Dabei hatte Nijteh nach elf Monaten in der Schule schon sehr gut Deutsch gesprochen, hatte in der 3. Klasse AHS schon Schularbeiten geschrieben, hatte regelmäßig Tennis und Fußball gespielt. Meine Tochter hat mir oft von ihm erzählt. Er war sehr nett, hat mit allen gelacht und war bei Mitschülern, Lehrern und Nachmittagsbetreuern sehr beliebt. Die ganze 3. AHS-Stufe vermisst ihn, ebenso seine Lehrer und seine Betreuer in der Pfarre nahe der Schule im 23. Bezirk, in der er ein neues Zuhause gefunden hatte.
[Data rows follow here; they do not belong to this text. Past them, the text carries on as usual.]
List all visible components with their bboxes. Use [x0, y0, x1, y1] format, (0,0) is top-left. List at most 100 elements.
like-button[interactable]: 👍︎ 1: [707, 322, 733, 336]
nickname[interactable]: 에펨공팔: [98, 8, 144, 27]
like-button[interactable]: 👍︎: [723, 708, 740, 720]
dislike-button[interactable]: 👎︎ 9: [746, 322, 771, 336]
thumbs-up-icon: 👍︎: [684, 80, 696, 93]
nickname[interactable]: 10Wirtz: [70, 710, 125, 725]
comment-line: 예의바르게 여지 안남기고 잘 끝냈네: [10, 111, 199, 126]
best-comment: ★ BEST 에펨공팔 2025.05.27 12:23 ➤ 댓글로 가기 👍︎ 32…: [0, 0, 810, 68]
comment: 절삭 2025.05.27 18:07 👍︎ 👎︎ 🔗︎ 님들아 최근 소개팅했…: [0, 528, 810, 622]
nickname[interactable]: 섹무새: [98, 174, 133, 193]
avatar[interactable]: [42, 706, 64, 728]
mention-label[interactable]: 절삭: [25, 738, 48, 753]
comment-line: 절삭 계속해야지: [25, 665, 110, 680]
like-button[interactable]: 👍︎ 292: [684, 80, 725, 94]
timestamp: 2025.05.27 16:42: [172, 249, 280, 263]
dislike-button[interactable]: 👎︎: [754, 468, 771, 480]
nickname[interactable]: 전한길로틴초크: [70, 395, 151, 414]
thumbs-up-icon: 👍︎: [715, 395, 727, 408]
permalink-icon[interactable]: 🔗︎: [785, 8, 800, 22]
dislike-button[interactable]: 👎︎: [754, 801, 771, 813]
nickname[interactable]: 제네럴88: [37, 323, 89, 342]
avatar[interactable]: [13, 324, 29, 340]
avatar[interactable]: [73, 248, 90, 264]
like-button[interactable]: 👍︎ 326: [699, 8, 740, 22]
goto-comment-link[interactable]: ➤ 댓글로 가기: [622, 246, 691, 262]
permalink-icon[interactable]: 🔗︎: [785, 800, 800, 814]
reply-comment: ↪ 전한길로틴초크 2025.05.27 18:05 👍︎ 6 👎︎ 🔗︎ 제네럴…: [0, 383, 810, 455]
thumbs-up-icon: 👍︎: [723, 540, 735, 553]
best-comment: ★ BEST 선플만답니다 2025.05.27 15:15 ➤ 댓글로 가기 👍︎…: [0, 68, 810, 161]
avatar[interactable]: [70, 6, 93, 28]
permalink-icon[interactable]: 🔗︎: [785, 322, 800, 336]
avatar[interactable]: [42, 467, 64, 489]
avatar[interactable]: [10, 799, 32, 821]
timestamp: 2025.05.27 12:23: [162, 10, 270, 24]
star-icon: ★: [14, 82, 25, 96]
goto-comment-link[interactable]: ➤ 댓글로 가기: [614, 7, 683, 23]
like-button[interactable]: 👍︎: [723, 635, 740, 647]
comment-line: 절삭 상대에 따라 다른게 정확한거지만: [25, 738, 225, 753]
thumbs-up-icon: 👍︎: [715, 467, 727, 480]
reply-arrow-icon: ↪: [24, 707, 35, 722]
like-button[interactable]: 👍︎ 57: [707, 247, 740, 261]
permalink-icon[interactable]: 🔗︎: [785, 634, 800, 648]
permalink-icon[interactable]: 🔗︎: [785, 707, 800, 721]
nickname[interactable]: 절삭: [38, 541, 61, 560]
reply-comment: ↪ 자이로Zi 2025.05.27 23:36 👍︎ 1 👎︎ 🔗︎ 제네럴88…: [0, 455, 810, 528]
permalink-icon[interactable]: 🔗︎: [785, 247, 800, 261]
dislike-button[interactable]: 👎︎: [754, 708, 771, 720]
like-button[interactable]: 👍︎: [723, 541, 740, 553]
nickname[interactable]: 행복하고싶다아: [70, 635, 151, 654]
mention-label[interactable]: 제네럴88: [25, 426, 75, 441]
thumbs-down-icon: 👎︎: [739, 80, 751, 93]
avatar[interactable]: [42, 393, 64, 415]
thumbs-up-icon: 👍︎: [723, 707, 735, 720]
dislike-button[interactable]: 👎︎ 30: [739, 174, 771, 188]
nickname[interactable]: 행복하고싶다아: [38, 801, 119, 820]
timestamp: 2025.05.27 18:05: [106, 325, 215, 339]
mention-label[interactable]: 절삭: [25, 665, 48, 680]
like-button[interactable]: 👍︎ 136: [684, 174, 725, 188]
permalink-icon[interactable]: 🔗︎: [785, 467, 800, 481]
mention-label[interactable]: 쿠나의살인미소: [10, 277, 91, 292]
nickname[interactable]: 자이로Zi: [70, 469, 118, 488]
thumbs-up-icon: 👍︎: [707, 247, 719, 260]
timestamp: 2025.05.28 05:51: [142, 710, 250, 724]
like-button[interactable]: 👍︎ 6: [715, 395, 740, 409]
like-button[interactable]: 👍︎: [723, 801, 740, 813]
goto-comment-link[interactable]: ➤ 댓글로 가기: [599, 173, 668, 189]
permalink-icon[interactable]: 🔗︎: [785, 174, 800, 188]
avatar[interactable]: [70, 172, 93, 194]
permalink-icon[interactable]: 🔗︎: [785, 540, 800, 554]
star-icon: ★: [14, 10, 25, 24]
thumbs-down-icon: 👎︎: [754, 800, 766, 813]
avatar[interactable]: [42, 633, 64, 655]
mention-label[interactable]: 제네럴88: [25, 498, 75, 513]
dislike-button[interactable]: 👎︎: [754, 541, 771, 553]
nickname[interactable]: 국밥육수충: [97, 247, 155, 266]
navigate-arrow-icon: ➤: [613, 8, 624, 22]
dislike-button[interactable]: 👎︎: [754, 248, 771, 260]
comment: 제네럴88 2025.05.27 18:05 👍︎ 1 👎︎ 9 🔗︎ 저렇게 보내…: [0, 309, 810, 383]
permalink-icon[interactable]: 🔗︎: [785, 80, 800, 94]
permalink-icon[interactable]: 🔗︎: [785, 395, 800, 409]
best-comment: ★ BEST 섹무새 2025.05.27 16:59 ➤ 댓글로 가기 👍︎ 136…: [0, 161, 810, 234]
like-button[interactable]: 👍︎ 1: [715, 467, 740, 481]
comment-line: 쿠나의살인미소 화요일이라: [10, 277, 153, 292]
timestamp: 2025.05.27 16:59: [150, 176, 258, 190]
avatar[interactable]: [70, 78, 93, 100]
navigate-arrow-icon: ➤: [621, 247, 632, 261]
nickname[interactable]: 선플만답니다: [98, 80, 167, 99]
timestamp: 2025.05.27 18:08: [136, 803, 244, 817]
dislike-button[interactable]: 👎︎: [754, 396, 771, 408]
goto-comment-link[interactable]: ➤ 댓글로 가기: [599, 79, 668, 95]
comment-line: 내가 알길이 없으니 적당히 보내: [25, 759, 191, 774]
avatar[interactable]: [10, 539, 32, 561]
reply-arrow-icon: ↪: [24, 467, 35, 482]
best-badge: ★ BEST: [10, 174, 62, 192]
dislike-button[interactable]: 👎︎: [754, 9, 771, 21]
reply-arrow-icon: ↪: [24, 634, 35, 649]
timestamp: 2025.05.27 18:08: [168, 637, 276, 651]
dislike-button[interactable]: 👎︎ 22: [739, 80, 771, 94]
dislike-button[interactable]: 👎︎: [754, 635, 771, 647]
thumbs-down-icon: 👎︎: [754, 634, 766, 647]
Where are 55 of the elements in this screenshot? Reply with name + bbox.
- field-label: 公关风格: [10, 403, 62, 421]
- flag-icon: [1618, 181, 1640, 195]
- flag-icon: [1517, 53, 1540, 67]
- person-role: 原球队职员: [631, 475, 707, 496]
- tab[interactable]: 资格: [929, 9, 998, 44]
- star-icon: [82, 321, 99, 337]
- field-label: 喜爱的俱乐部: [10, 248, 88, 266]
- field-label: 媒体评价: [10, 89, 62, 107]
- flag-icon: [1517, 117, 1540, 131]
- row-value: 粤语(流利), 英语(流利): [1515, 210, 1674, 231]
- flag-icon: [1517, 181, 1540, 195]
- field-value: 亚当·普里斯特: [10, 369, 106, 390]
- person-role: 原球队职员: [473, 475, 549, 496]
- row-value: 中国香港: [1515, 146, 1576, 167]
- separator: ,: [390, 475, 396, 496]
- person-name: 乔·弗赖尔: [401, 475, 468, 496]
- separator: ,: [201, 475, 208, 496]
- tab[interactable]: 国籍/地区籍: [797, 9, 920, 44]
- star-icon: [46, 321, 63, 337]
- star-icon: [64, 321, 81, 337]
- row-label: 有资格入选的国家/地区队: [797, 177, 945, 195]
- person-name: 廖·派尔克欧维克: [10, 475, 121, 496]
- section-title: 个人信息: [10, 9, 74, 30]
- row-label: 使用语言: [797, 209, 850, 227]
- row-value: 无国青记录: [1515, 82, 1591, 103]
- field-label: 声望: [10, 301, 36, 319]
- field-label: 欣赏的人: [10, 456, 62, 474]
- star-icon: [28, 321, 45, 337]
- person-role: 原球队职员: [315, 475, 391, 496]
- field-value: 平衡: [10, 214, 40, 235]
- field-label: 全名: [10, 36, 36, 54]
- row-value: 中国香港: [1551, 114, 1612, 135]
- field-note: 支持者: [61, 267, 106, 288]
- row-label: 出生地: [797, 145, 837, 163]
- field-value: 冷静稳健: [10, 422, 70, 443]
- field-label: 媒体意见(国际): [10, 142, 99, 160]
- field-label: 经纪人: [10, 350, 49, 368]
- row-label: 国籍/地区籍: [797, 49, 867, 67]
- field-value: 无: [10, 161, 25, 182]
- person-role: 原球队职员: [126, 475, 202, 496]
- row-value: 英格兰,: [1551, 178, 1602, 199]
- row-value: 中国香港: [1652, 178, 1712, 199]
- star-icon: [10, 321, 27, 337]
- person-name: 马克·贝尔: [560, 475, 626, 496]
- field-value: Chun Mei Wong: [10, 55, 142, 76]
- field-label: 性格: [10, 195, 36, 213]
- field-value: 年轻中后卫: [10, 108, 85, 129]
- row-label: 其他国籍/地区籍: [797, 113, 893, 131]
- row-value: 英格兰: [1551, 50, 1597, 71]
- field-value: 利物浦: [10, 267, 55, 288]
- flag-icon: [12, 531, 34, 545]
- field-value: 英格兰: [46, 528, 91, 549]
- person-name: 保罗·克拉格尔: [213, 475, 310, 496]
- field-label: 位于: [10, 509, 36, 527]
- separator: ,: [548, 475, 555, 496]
Wie die deportierte Familie leidet, nachdem man ihr zum zweiten Mal – nach der Hölle von Syrien und der Hölle der Flucht – den Boden unter den Füßen weggezogen hat, vermag ich mir gar nicht vorzustellen. Was ich vor mir sehe ist, wie es meiner Tochter nahegeht, dass ein Mitschüler von heute auf morgen einfach verschwinden kann. Meine Tochter ist entsetzt: Wie kann man diese Abschiebungen so herzlos und unmenschlich durchführen? Wie kann sich Österreich so unberechenbar, hartherzig und ungerecht verhalten? Wie kann man liebe und bestens integrierte Menschen, die endlich eine neue Heimat gefunden haben, so aus ihrer Umgebung herausreißen, als wären sie Schwerverbrecher?
Es tut mir so leid, dass meine Tochter diese schmerzliche, beunruhigende und verunsichernde Erfahrung machen musste. Dass so etwas in einem Land wie Österreich möglich ist, sogar mittlerweile an der Tagesordnung ist, gleicht einem Albtraum.
Nijteh und seine Familie muss wieder in sein Wiener Umfeld zurückgeholt werden, damit das Unrecht, das ihnen angetan worden ist, wieder ein wenig gutgemacht wird und damit meine Tochter wieder den Glauben an Menschlichkeit in Österreich zurückbekommen kann.